20 February 2008 at 3:56 pm
Tim Lehrian
Trying to mask your email address is a noble effort, and might result in spammers not being able to harvest your email address … for a while. The sad fact is that no matter how you try to “mask” your email address on a web site, in time spammers will figure out a way to get that email address from your site and start spamming you.
And, if you already are receiving spam at an email address, masking it on a site is not going to stop the spam from coming in to that address.
So, really, it all comes down to having a good spam filter installed on your corprate email system or personal computer. Many webmail providers (i.e., Yahoo!, Google’s Gmail, Hotmail, etc…) are providing spam filtering as well. The trick with filtering is to make sure the right stuff is being filtered – you don’t want spam to make it through, and you don’t want legitimate email being filtered.
And guess what? Spammers are trying to figure out how to get their spam past your filters as well (and eventually will, probably).
Spam is a fact of life that we all will have to deal with. It is obvious that government legislation will not stop it.
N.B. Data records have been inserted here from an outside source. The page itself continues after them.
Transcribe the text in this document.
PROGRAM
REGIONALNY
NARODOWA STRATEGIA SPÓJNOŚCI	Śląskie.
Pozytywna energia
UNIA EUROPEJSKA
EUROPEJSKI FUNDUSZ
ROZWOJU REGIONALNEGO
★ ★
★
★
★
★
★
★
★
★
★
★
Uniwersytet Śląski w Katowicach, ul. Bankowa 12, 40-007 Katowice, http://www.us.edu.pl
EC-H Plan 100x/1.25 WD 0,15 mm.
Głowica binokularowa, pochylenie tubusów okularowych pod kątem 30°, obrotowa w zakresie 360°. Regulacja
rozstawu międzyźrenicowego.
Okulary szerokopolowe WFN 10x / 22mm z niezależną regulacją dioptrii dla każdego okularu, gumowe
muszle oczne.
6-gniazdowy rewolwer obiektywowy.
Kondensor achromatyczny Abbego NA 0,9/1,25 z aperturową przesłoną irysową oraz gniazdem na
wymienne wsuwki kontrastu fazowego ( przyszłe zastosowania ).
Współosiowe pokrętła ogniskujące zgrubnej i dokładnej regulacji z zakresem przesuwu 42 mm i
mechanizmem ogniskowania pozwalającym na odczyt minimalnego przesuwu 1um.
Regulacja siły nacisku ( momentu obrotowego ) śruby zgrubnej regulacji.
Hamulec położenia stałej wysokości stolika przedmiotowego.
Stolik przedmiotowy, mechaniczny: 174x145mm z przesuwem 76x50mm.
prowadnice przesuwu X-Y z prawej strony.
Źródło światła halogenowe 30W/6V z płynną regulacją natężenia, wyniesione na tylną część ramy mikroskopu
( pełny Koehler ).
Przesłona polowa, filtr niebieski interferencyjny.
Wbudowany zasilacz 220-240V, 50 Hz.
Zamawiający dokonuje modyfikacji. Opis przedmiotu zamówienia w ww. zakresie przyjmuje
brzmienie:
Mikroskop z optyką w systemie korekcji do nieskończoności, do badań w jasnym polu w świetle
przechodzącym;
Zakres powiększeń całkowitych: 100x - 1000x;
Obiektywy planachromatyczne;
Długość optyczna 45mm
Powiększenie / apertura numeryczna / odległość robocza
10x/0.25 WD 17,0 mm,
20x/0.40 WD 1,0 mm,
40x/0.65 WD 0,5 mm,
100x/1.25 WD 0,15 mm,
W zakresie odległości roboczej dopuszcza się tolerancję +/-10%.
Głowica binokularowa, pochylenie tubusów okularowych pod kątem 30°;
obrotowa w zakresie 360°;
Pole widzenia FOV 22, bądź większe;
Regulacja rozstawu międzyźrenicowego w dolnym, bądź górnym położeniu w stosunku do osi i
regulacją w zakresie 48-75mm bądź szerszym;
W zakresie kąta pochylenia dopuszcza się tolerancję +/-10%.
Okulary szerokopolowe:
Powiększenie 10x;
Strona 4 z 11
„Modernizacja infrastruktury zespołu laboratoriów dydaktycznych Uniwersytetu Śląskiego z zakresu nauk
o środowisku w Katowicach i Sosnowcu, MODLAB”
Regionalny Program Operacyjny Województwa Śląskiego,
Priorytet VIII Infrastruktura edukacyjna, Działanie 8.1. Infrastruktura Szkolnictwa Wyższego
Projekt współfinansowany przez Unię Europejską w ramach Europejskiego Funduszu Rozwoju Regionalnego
And as I’ve mentioned, address masking and spam filters, although they do help, will not stop it either.
The ONLY thing that will stop spam is if people ignore it altogether: quit reading it, buying stuff from it, or REPLYING to it! The only reasons spammers keep spamming is because they’re making money off of it. If no one bought products/services as a direct result of a spam message, believe me, they would stop.